With their greatly superior speed it was obvious that the two fugitives might reasonably expect to win through. They were surprised, therefore, at the note of triumph in the furious cries of the Bow-legs. A few hundred yards ahead the comparatively open country came to an end, and its place was taken by a belt of splendid crimson bloom, extending to right and left as far as the eye could see. It was a jungle of 168 shrubs some twenty feet high, with scanty, pale-green leaves almost hidden by their exuberance of blossom. But jungle though it was, Grôm’s sagacious eyes decided that it was by no means dense enough to seriously hinder their flight. When they reached it, the jabbering hordes were almost upon them. But, with mocking laughter, they slipped through, and plunged in among the gray stems, beneath the overshadowed rosy glow. Their pursuers yelled wildly––it seemed to Grôm a yell of exultation––but they halted abruptly at the edge of the rosy barrier and made no attempt to follow.

“They know they can’t catch us,” said Grôm, slackening his pace. But the girl, puzzled by this sudden stopping of the pursuit, felt uneasy and made no reply.

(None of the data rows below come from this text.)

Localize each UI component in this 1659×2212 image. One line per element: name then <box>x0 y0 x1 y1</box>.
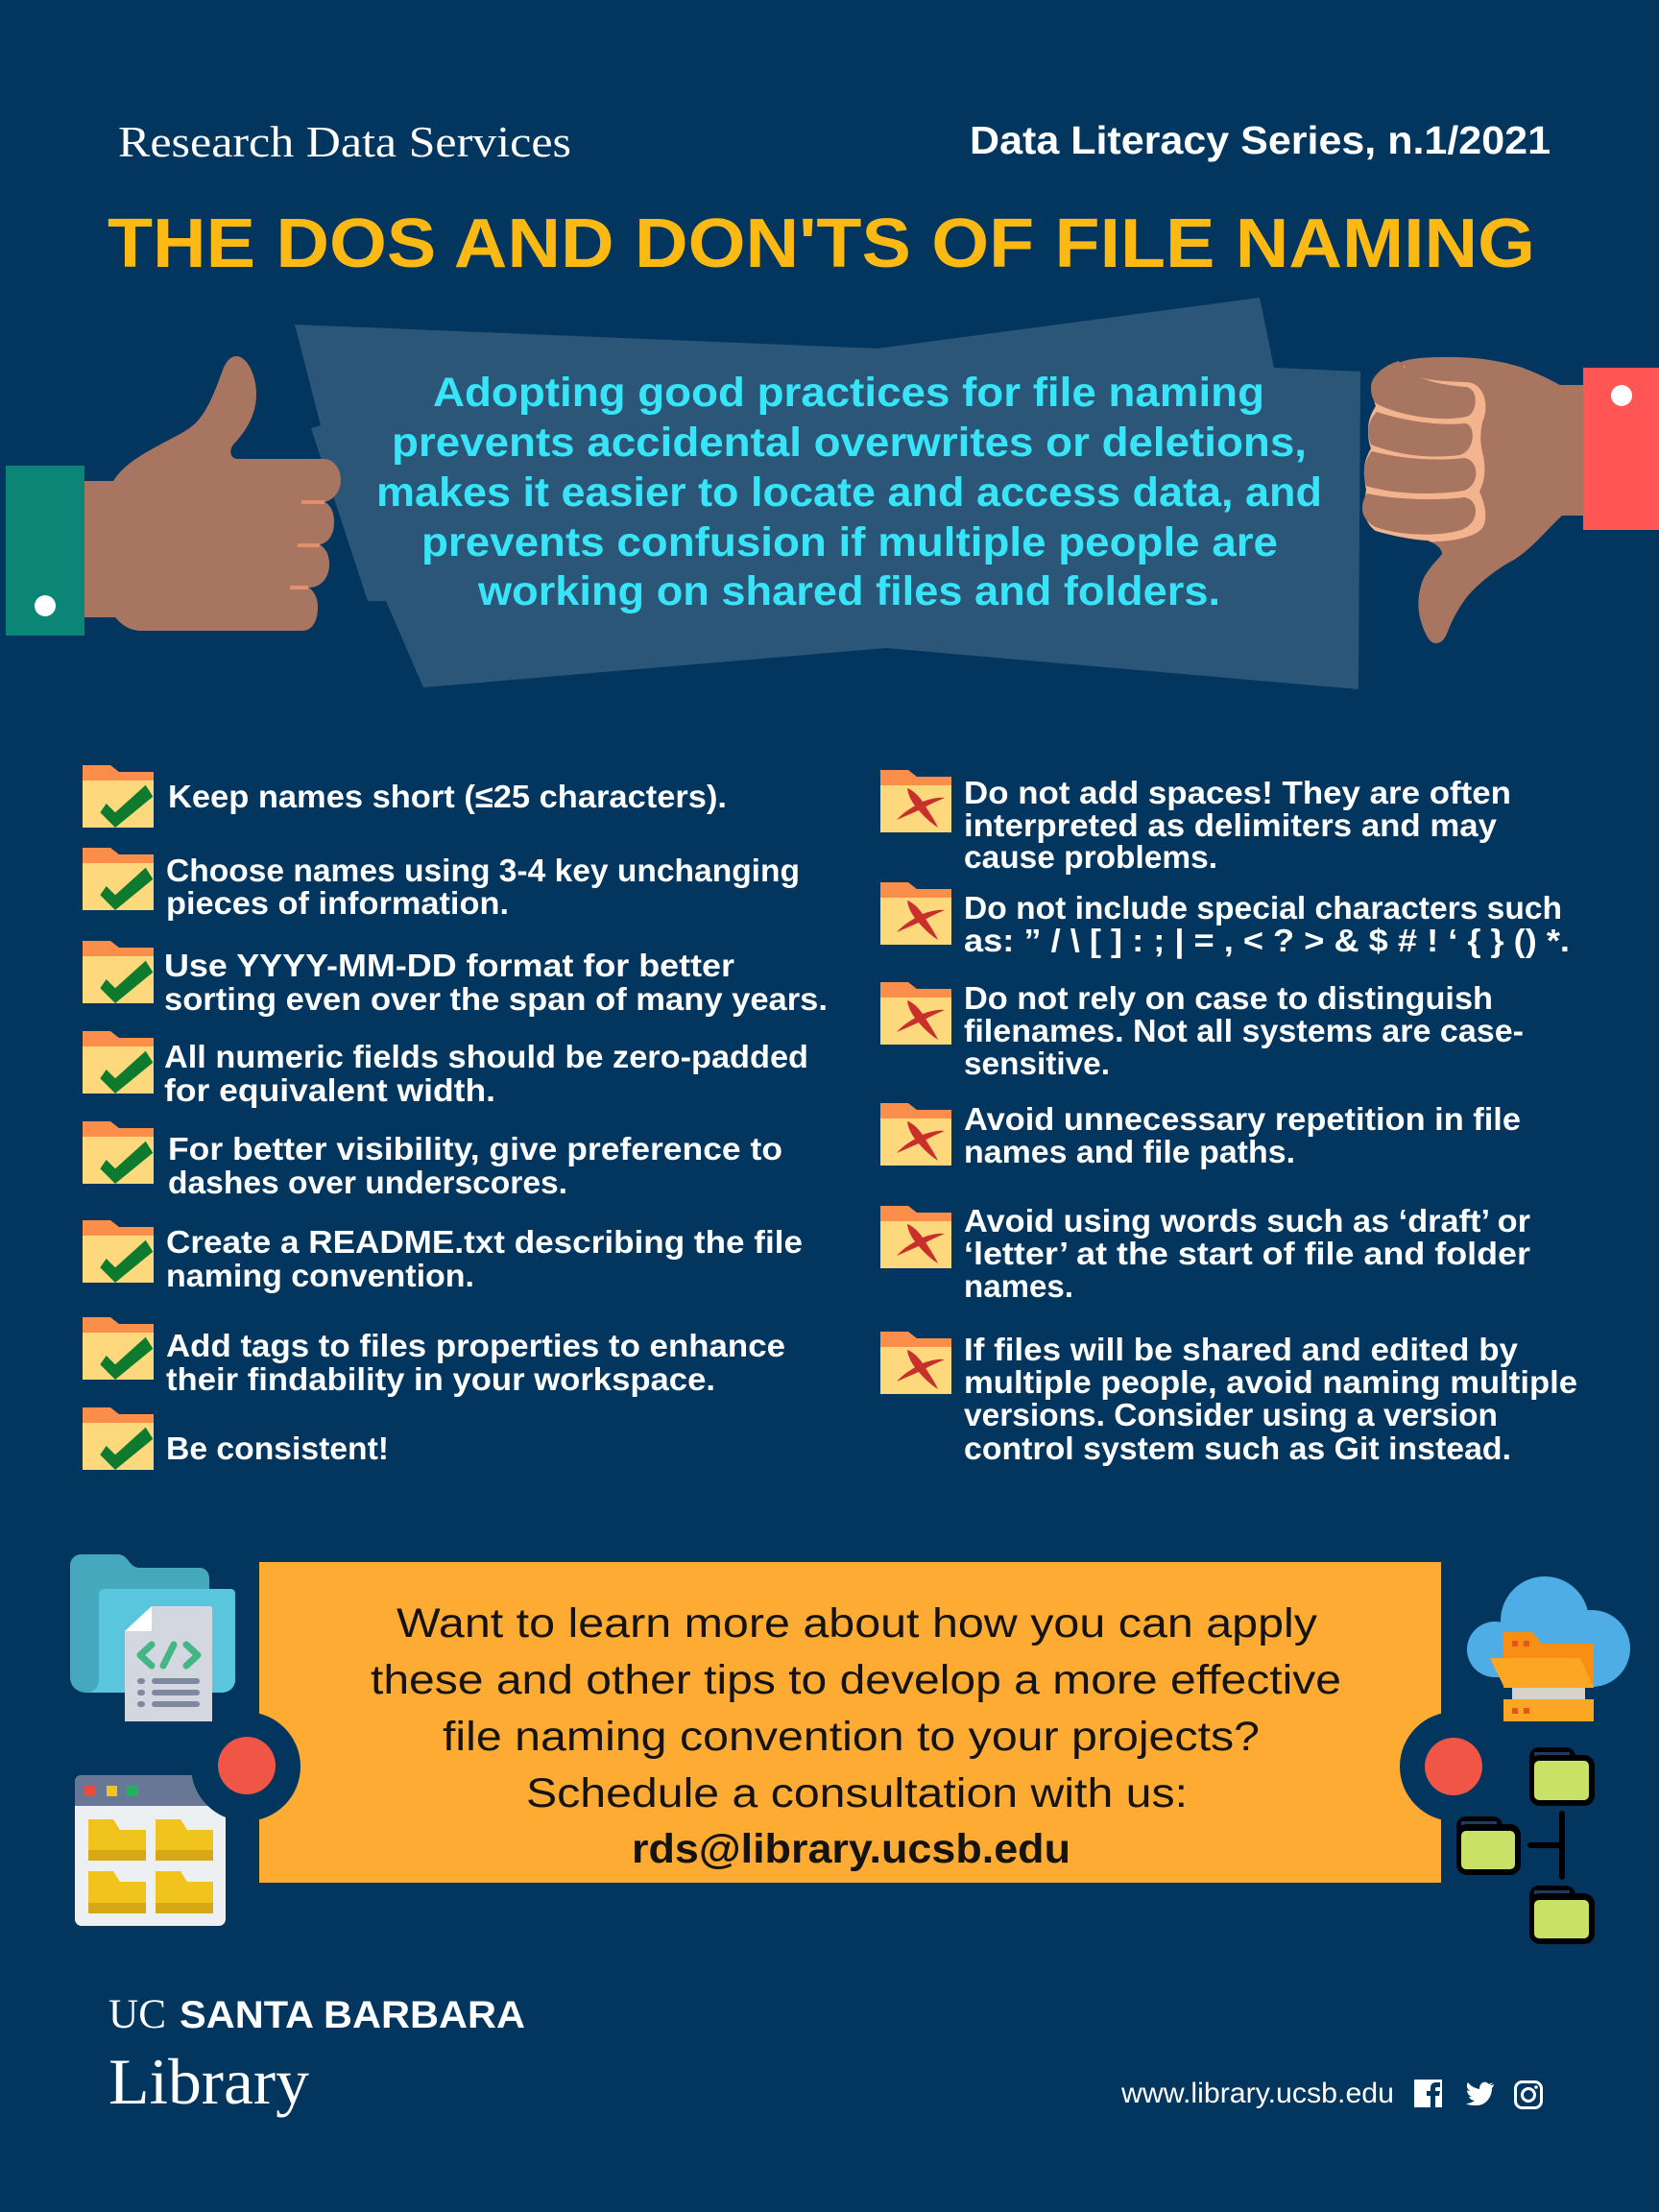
do item: readme <box>83 1220 803 1293</box>
do item: dashes: For better visibility, give preference to <box>168 1131 782 1166</box>
do item: zero padding: All numeric fields should be zero-padded <box>164 1039 808 1074</box>
intro text <box>376 370 1322 614</box>
intro text: prevents accidental overwrites or deletions, <box>392 420 1307 466</box>
dont item: spaces: cause problems. <box>964 839 1217 875</box>
intro text: Adopting good practices for file naming <box>433 370 1264 416</box>
header: series label: Data Literacy Series, n.1/2021 <box>970 118 1551 162</box>
do item: keep names short: Keep names short (≤25 characters). <box>168 779 727 814</box>
dont item: special characters: Do not include special characters such <box>964 890 1562 926</box>
call to action text <box>371 1600 1341 1872</box>
icon: facebook <box>1414 2080 1442 2107</box>
do item: be consistent: Be consistent! <box>166 1431 389 1466</box>
call to action text: Schedule a consultation with us: <box>526 1770 1188 1816</box>
dont item: special characters: as: ” / \ [ ] : ; | = , < ? > & $ # ! ‘ { } () *. <box>964 923 1570 958</box>
do item: date format: Use YYYY-MM-DD format for better <box>164 948 734 983</box>
do item: choose names: Choose names using 3-4 key unchanging <box>166 853 800 888</box>
dont item: versions: If files will be shared and edited by <box>964 1332 1519 1367</box>
intro text: working on shared files and folders. <box>477 568 1220 614</box>
footer: uc santa barbara logo: SANTA BARBARA <box>180 1994 525 2036</box>
do item: readme: naming convention. <box>166 1258 474 1293</box>
dont item: special characters <box>880 882 1570 958</box>
dont item: spaces: Do not add spaces! They are often <box>964 775 1511 810</box>
icon: thumbs down hand <box>1362 357 1659 643</box>
call to action text: Want to learn more about how you can apply <box>397 1600 1318 1647</box>
panel: dos list <box>83 765 828 1470</box>
icon: code file in folder <box>70 1554 235 1721</box>
do item: dashes: dashes over underscores. <box>168 1165 567 1200</box>
dont item: versions: control system such as Git instead. <box>964 1431 1511 1466</box>
icon: folder window <box>75 1775 226 1926</box>
footer: website: www.library.ucsb.edu <box>1120 2078 1394 2109</box>
call to action text: file naming convention to your projects? <box>443 1714 1260 1760</box>
intro text: makes it easier to locate and access data, and <box>376 469 1322 516</box>
do item: be consistent <box>83 1407 389 1470</box>
do item: keep names short <box>83 765 727 828</box>
dont item: repetition <box>880 1101 1521 1169</box>
dont item: versions <box>880 1332 1577 1466</box>
call to action text: these and other tips to develop a more effective <box>371 1657 1341 1703</box>
do item: date format: sorting even over the span of many years. <box>164 981 828 1017</box>
do item: zero padding <box>83 1031 808 1108</box>
icon: thumbs up hand <box>6 356 341 636</box>
intro text: prevents confusion if multiple people are <box>421 519 1278 565</box>
dont item: repetition: Avoid unnecessary repetition in file <box>964 1101 1521 1137</box>
notch: left connector <box>191 1712 301 1821</box>
dont item: draft: ‘letter’ at the start of file and folder <box>964 1236 1530 1271</box>
do item: tags <box>83 1317 785 1397</box>
icon: folder tree <box>1456 1747 1595 1944</box>
panel: don'ts list <box>880 770 1577 1466</box>
dont item: versions: versions. Consider using a version <box>964 1397 1498 1432</box>
dont item: repetition: names and file paths. <box>964 1134 1295 1169</box>
do item: choose names: pieces of information. <box>166 885 509 921</box>
do item: date format <box>83 941 828 1017</box>
icon: twitter <box>1466 2082 1494 2105</box>
do item: dashes <box>83 1121 782 1200</box>
dont item: spaces: interpreted as delimiters and may <box>964 807 1498 843</box>
footer: uc santa barbara logo: Library <box>108 2045 309 2118</box>
do item: choose names <box>83 848 800 921</box>
dont item: versions: multiple people, avoid naming multiple <box>964 1364 1577 1400</box>
header: research data services: Research Data Services <box>118 118 571 166</box>
do item: tags: their findability in your workspace. <box>166 1361 715 1397</box>
footer: uc santa barbara logo <box>108 1992 525 2118</box>
dont item: case: filenames. Not all systems are case- <box>964 1013 1524 1048</box>
title: THE DOS AND DON'TS OF FILE NAMING <box>108 205 1535 282</box>
do item: zero padding: for equivalent width. <box>164 1072 495 1108</box>
notch: right connector <box>1400 1712 1509 1821</box>
dont item: draft: names. <box>964 1268 1073 1304</box>
do item: tags: Add tags to files properties to enhance <box>166 1328 785 1363</box>
footer: uc santa barbara logo: UC <box>108 1992 166 2037</box>
panel: intro speech banner <box>295 298 1360 689</box>
dont item: case: Do not rely on case to distinguish <box>964 980 1493 1016</box>
dont item: spaces <box>880 770 1511 875</box>
panel: call to action box <box>259 1562 1441 1883</box>
dont item: case: sensitive. <box>964 1046 1110 1081</box>
call to action text: rds@library.ucsb.edu <box>632 1826 1070 1872</box>
do item: readme: Create a README.txt describing the file <box>166 1224 803 1260</box>
dont item: draft: Avoid using words such as ‘draft’ or <box>964 1203 1530 1238</box>
icon: instagram <box>1515 2081 1542 2108</box>
icon: cloud folder server <box>1467 1576 1630 1721</box>
dont item: draft <box>880 1203 1530 1304</box>
dont item: case <box>880 980 1524 1081</box>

Loping onward at moderate pace through the enchanting pink light, which filtered down about them through the massed bloom overhead, they presently became conscious of an oppressive silence. The cries of their pursuers having died away behind them, there was now nothing but the soft thud of their own footfalls to relieve the anxious intentness of their ears. Not a bird-note, not the flutter of a wing, not the hum or the darting of a single insect, disturbed the strangely heavy air. No snake or lizard or squeaking mouse scurried among the fallen leaves. They wondered greatly at such stillness. Then they wondered at the absence of small undergrowth, the lack of other shrubs 169 and trees such as were wont to grow together in the warm jungle. Nothing anywhere about them but the endless gray stems and pallid slim leaves of the oleander, with their rose-red roof of blossom.

Presently they felt a lethargy creeping over their limbs, which began to grow heavy; and a dull pain came throbbing behind their eyes. Then understanding of those cries of triumph flashed into Grôm’s mind. He stopped and clutched the girl by the wrist. “It is poison here. It is death,” he muttered. “That’s why they shouted.”

“Yes, everything is dead but the red flowers,” whispered A-ya, and clung to him, shuddering with awe.